German Federal Labour Court decides on Annual Leave Expiry Rules
German law has set limitations on when employees can utilize their accrued vacation leave. According to Section 3 of the Federal Holiday Act (BUrlG), an employee is entitled to at least 24 working days of paid annual leave in each calendar year. Section 7 specifies leaves can be carried over to the next calendar year if there are urgent operational reasons or personal reasons within the first 3 months (i.e. 15 months) of the following calendar year. However, the European Court of Justice (ECJ) has determined that in a certain set of circumstances, above-mentioned Germany’s restriction on vacation entitlements is in conflict with the EU Directive 2003/88/Ec Of The European Parliament and of the Council Of 4 November 2003 Concerning Certain Aspects Of The Organisation Of Working Time [employers are obliged to take initiative for the realization of the paid leave entitlement of every employee].
On December 20, 2022, the German Federal Labor Court (Bundesarbeitsgericht, BAG) released two landmark judgments by the ECJ, wherein it was held that, contrary to the German Federal Leave Act, employees’ annual leave entitlements do not simply expire at the end of the year or on March 31 of the following year. The prerequisite for expiration is that employers inform their employees in advance about the existing leave entitlements and request that employees utilize them before expiration.
No Limitation Period for Annual Leave Commencement
Facts: In the case BAG, 9 AZR 266/20, an employee who was unable to take all of their paid annual leave in previous years due to the excessive amount of work, filed a lawsuit to recover damages. In relation to the leave, the employer had not complied with its responsibilities to communicate with and assist. However, because the employee’s claims were brought after a period of 3 years ( Section 195 BGB- the standard limitation period according to the German Civil Code is for 3 years), the employer used the statute of limitations in support when the case was presented in front of the BAG.
Decision: On September 20, 2022, the ECJ in their preliminary ruling under case C‑120/21 [BAG, 9 AZR 266/20] ruled that the German law regarding the statute of limitations for paid annual leave is not compatible with the European Working Time Directive. It was held that employers must inform employees of their rights and of the consequences of not taking paid annual leave before the start of a limitation period for a paid annual leave entitlement. It further determined that the employer in the case could not invoke a statute of limitations defense if it did not uphold its duties to inform and cooperate. However, if the employer had adhered to the aforementioned responsibilities, the employer might prevent late claims by employees for untaken annual leave.

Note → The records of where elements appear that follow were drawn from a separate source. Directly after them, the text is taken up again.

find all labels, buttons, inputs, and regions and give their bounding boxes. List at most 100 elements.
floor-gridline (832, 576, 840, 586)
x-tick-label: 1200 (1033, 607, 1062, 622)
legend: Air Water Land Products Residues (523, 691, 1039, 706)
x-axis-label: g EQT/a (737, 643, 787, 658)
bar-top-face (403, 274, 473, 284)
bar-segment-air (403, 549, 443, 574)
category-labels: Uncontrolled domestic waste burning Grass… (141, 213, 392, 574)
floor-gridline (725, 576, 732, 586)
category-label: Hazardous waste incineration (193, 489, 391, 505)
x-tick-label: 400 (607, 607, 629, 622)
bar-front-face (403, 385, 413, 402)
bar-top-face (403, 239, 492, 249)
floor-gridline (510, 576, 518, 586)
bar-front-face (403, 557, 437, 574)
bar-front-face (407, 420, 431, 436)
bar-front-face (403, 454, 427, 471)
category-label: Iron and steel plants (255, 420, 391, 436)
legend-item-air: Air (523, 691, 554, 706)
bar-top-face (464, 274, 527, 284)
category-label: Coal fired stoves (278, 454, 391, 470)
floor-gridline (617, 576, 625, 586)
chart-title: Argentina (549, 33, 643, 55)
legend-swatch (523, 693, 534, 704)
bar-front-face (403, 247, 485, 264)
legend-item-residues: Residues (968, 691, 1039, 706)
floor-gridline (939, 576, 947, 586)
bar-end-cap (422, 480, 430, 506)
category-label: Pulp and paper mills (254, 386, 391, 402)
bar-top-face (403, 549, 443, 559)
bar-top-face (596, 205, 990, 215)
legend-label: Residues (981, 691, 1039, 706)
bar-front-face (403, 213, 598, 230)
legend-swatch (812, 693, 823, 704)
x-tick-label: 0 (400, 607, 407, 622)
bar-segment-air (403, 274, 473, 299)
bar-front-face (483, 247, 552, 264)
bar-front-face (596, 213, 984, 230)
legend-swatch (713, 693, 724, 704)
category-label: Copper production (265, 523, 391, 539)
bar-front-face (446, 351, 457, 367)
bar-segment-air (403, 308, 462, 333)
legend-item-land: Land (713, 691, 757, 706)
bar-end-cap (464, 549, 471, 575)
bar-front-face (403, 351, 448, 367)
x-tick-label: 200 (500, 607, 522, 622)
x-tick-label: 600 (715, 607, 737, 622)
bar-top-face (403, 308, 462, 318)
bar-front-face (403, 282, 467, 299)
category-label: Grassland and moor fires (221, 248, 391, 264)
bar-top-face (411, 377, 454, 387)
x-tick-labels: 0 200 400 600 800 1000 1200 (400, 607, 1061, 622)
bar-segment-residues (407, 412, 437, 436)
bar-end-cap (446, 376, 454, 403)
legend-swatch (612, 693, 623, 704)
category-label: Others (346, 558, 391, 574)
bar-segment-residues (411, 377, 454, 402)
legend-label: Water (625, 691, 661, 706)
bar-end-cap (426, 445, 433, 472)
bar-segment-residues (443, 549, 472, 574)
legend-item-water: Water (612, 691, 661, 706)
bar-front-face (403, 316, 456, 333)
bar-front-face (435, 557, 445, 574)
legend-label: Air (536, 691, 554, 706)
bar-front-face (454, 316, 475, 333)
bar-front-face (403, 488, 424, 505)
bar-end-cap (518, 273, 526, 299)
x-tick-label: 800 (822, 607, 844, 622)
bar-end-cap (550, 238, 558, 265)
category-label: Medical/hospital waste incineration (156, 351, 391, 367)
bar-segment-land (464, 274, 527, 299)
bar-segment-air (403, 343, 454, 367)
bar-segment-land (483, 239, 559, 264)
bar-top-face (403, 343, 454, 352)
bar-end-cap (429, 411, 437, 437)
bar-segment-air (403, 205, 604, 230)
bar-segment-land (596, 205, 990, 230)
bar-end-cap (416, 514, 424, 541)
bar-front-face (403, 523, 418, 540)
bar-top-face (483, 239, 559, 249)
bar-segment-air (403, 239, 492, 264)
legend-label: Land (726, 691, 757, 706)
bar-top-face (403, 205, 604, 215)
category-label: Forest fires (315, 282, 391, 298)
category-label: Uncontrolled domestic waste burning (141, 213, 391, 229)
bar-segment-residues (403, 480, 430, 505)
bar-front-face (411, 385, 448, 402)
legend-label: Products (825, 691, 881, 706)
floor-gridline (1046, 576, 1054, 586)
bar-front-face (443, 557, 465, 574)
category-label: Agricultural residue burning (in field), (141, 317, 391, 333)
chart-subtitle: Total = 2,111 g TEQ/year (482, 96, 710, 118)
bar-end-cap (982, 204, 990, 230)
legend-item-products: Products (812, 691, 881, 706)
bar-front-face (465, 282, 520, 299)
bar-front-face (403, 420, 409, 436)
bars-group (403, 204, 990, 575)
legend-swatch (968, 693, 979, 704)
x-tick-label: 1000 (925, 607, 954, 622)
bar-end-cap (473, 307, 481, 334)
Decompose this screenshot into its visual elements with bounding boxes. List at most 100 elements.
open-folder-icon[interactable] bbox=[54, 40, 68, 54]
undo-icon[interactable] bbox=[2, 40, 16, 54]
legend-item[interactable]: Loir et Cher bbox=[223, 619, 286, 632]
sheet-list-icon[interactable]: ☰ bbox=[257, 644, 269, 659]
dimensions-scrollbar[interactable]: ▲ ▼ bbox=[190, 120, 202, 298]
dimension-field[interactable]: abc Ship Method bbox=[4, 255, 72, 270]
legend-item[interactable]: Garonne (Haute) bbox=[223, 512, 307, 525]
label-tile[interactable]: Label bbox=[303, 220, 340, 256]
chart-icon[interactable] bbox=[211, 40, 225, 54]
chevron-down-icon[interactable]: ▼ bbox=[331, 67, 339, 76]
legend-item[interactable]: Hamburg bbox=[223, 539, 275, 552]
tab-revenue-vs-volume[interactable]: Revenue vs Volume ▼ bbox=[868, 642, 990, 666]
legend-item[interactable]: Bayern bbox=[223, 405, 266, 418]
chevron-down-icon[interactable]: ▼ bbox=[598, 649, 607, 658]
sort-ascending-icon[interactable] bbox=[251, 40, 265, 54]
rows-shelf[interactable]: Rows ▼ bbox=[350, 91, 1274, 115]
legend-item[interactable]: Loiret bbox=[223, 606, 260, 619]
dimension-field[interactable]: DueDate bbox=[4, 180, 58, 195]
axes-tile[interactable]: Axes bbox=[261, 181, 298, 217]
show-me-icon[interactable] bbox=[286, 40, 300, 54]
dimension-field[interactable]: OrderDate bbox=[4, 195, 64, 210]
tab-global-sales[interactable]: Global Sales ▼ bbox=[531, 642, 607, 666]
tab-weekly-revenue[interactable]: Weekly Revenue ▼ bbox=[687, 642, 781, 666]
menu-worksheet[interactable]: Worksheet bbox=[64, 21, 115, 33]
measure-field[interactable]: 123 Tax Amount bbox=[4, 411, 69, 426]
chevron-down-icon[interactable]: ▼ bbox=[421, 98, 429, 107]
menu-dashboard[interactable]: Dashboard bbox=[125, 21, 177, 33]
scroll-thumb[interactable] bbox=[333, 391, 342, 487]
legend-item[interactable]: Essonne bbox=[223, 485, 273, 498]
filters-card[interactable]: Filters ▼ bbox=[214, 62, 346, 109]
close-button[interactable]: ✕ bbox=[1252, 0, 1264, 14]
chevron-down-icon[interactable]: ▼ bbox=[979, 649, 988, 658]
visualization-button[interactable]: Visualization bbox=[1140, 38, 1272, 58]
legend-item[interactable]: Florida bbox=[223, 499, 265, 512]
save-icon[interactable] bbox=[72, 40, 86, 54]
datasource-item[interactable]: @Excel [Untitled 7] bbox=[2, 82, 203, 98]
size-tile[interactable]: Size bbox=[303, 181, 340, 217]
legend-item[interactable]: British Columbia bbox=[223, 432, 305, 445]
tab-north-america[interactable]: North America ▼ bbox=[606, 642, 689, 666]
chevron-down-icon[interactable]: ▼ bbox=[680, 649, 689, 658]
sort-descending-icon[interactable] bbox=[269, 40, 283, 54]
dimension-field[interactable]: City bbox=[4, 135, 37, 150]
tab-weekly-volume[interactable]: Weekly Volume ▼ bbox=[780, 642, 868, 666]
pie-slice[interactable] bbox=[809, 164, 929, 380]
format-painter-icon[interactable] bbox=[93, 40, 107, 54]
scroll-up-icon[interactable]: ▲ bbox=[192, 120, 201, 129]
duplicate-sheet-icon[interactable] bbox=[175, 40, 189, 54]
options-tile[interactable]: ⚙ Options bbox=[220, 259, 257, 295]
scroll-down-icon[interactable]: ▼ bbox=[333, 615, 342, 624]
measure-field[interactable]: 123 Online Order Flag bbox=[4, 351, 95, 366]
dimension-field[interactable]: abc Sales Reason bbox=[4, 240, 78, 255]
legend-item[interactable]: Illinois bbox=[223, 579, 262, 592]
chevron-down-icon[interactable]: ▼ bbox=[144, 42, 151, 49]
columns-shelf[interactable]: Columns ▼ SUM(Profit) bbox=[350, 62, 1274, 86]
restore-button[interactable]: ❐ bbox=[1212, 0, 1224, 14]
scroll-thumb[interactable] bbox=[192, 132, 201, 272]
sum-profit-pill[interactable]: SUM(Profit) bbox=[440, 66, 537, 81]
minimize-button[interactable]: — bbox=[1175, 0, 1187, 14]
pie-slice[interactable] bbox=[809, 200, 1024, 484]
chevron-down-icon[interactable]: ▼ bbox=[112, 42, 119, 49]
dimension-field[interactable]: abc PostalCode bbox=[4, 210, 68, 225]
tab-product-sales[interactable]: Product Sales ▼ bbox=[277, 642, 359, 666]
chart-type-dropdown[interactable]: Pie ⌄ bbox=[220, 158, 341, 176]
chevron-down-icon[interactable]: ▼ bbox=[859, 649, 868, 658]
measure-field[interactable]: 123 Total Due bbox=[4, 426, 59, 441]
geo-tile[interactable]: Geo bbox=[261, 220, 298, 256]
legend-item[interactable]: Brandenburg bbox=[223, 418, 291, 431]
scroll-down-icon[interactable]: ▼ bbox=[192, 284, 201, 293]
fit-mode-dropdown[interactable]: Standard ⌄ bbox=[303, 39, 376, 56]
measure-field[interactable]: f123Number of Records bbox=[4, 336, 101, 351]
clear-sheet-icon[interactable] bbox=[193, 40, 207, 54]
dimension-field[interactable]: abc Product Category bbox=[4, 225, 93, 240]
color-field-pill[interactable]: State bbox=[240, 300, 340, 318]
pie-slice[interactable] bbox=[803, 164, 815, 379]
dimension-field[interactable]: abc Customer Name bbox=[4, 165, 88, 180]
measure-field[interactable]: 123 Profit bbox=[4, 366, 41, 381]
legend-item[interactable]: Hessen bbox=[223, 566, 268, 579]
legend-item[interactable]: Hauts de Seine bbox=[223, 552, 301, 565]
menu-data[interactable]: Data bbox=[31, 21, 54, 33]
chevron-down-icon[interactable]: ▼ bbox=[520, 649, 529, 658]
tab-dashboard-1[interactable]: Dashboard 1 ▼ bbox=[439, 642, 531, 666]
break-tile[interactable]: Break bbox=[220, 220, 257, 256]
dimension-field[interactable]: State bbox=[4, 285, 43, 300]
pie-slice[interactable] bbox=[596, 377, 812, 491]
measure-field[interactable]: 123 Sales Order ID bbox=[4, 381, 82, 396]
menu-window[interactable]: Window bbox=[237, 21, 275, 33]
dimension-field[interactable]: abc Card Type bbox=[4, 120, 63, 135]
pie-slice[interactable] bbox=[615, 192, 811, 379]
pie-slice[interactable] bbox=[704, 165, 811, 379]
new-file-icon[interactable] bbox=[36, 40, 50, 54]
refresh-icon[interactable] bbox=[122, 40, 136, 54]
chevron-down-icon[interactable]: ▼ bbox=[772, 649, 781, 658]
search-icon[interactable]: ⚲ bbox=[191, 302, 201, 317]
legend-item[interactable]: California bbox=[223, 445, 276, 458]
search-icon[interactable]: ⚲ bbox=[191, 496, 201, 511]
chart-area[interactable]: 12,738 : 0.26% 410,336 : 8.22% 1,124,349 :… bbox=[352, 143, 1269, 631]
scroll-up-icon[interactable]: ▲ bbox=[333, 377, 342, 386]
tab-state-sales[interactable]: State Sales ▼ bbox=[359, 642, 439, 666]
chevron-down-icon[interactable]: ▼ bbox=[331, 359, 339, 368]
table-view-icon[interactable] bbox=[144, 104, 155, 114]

In the light of the ECJ decision, BAG ruled with the decision of ECJ that the paid annual leave entitlement is not subject to the statutory 3-year limitation period if the employer does not effectively allow the employees to take their annual paid leave.
No Automatic Loss of Leave in Case of Illness
Facts: In the case BAG, 9 AZR 245/19, the employee was continuously absent since 2017 due to illness, because of which he had not utilized his annual holidays since 2017. The employer had not asked the employee to take their vacation leave or informed them that such a holiday could expire at the end of the calendar year or the carry-over period. The employee filed a lawsuit claiming their entitlement to 14 days of vacation leave for 2017. The lower courts dismissed the case.
Prior to the below-mentioned ECJ ruling, according to Section 7 (3) of the Federal Leave Act, vacation must be granted and taken in the course of the current calendar year. The carrying-over of leave to the next calendar year shall be permitted only if justified on compelling operational grounds or for reasons personal to the employee. If leave is carried over, it must be granted and taken during the first 3 months of the following calendar year.
Decision: In two similar cases on September 22, 2022- C-518/20 and C-727/20, which were joined and decided together- the ECJ in their preliminary ruling once again dealt with the German regulations on the forfeiture of paid annual leave entitlements wherein the statutory paid annual leave of employees who are unable to take it due to illness, terminate after 15 months. The ECJ states that this restriction only applies if the employer met the obligation to inform an employee and cooperate with regard to statutory paid leave requirements in the year in which the employee became ill.
The BAG reasserted this position of ECJ that the 15-month period only applies if the employer has fulfilled its obligation to inform an employee of the annual leave entitlement and expiry.
The two judgments that were published just before the end of the year make it quite apparent how crucial it is for employers to uphold their duties of cooperation with regard to holiday claims. The aforementioned rulings make the need of an hour for employers to keep track of the number of untaken paid leave days for each employee. If an employee has not requested or taken their annual leave by the middle of the year, it is advisable to notify the employee’s attention of the number of remaining leave days and to ask them to request outstanding leave days for the current calendar year prior to its expiry.